Caruana was born in Żebbuġ on 7 July 1759. At the age of 24, he was ordained priest by Archbishop Vincenzo Labini, and in 1796 he became canon of the Mdina Cathedral chapter. During the French occupation of Malta Canon Caruana was made a member of the Commission de gouvernement (Government commission) but resigned some time later when he saw that he could not prevent the French from establishing unjust laws and when they started stealing precious artifices from the Maltese churches.

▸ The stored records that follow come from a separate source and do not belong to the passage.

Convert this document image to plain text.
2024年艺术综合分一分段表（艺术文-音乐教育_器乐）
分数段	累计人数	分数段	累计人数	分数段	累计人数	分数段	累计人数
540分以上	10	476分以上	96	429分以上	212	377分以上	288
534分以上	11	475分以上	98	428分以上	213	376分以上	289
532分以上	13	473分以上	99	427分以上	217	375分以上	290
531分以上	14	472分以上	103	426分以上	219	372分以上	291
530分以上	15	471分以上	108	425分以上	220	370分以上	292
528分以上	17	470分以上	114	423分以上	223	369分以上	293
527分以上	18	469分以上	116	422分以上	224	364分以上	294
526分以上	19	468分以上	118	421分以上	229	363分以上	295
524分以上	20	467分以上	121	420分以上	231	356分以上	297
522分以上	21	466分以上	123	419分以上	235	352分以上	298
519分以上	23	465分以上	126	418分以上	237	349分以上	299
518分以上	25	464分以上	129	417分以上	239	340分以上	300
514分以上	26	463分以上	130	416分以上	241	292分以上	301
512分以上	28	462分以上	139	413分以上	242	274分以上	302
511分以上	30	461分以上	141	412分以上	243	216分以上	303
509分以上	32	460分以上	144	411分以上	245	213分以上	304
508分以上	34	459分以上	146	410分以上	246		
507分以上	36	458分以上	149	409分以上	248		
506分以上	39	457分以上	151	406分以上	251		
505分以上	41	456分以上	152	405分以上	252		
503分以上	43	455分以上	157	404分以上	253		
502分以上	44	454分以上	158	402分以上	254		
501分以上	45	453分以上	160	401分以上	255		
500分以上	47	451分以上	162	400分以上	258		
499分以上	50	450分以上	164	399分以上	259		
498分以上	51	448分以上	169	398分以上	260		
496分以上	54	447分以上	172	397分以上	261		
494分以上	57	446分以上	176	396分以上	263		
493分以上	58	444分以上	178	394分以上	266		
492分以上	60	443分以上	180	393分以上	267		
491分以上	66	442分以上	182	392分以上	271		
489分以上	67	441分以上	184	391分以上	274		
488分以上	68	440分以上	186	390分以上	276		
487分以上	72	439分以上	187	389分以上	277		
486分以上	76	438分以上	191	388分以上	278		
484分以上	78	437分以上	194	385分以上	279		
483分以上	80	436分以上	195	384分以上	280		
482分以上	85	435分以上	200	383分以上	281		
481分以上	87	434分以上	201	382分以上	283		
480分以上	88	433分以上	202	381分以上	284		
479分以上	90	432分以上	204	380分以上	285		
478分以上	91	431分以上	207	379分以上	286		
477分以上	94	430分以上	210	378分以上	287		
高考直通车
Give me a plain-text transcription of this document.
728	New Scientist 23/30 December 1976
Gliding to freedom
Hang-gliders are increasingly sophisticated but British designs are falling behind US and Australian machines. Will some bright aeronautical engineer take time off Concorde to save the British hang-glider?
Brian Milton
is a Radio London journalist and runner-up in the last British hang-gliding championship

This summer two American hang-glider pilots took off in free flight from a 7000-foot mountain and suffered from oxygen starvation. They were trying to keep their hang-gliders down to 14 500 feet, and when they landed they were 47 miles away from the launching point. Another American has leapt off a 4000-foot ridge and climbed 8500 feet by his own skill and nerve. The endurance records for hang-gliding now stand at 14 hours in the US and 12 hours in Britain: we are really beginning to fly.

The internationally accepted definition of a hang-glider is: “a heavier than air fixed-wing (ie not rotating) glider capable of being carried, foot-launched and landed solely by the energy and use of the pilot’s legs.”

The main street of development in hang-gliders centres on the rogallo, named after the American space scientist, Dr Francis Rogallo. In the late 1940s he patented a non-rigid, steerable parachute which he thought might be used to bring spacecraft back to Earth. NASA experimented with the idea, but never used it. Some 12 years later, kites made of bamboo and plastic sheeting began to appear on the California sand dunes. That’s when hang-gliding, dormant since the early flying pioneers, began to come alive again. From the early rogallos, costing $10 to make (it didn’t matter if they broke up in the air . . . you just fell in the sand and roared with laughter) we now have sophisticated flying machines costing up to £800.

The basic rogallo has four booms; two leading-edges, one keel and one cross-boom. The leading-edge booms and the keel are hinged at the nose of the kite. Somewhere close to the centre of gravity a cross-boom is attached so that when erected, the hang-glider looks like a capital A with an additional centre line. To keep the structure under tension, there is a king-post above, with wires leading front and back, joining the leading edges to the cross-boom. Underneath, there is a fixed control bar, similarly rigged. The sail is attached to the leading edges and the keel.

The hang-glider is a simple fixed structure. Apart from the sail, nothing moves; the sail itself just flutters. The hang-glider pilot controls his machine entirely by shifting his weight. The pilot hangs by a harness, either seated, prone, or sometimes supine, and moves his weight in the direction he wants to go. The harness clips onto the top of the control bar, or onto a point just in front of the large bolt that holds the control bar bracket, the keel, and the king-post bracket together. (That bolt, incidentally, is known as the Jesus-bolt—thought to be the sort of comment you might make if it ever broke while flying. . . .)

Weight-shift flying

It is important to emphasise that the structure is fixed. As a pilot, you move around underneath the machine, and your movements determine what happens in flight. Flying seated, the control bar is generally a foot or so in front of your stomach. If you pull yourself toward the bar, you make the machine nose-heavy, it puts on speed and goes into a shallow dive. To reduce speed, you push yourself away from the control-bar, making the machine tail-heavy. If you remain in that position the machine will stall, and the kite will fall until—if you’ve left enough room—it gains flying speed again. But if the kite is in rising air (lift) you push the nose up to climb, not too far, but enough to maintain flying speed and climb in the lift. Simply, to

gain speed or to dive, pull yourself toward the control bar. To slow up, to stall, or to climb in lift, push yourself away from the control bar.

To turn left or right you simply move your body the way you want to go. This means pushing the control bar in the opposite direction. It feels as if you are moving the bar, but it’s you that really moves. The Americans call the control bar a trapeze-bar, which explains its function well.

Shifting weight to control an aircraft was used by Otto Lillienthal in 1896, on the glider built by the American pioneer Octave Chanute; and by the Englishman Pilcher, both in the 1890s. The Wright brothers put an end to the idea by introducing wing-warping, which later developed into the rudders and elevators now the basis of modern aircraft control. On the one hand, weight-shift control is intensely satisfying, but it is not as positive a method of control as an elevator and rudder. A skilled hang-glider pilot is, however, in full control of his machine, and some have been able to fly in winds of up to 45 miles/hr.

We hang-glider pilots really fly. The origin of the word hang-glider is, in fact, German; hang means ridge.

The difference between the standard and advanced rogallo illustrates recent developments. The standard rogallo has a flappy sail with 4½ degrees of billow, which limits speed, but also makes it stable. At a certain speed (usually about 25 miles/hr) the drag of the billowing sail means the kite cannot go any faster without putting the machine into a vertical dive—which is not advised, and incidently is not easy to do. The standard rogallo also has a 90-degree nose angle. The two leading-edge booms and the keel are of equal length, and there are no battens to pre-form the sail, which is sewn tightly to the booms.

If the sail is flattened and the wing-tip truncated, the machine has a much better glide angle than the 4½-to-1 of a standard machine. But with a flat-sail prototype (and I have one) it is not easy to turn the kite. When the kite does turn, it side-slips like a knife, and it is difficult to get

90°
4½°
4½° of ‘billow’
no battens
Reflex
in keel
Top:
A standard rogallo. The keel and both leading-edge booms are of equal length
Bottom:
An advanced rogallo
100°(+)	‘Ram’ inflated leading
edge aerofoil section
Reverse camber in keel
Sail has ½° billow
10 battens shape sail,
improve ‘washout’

Canon Caruana played a prominent role in the Maltese uprising against the French and in bringing the British to Malta. During the revolt, he was the commander of the battalions of Żebbuġ and Siġġiewi. Tas-Samra camp and battery fell under his overall command.

In 1822 Caruana was nominated as the cathedral archdeacon and in 1829 he was appointed diocesan administrator upon the death of Bishop Ferdinando Mattei. Two years later, Pope Gregory XVI appointed him as the successor of Mattei; he was consecrated on 15 May 1831 by Publio Maria Sant, who would eventually become his successor in 1847.

Pope Gregory wrote to him in 1843 outlining his concerns that Caruana's diocese was being plagued by secret societies of the kind which he and several previous Popes had condemned for their corruption, error and undesirable influence on the young, calling on him "by means of pastoral letters, edicts, and admonitions" to protect the Maltese Catholic population from their opinions.

Bishop Caruana died in 1847, at the age of 88, after 16 years as bishop.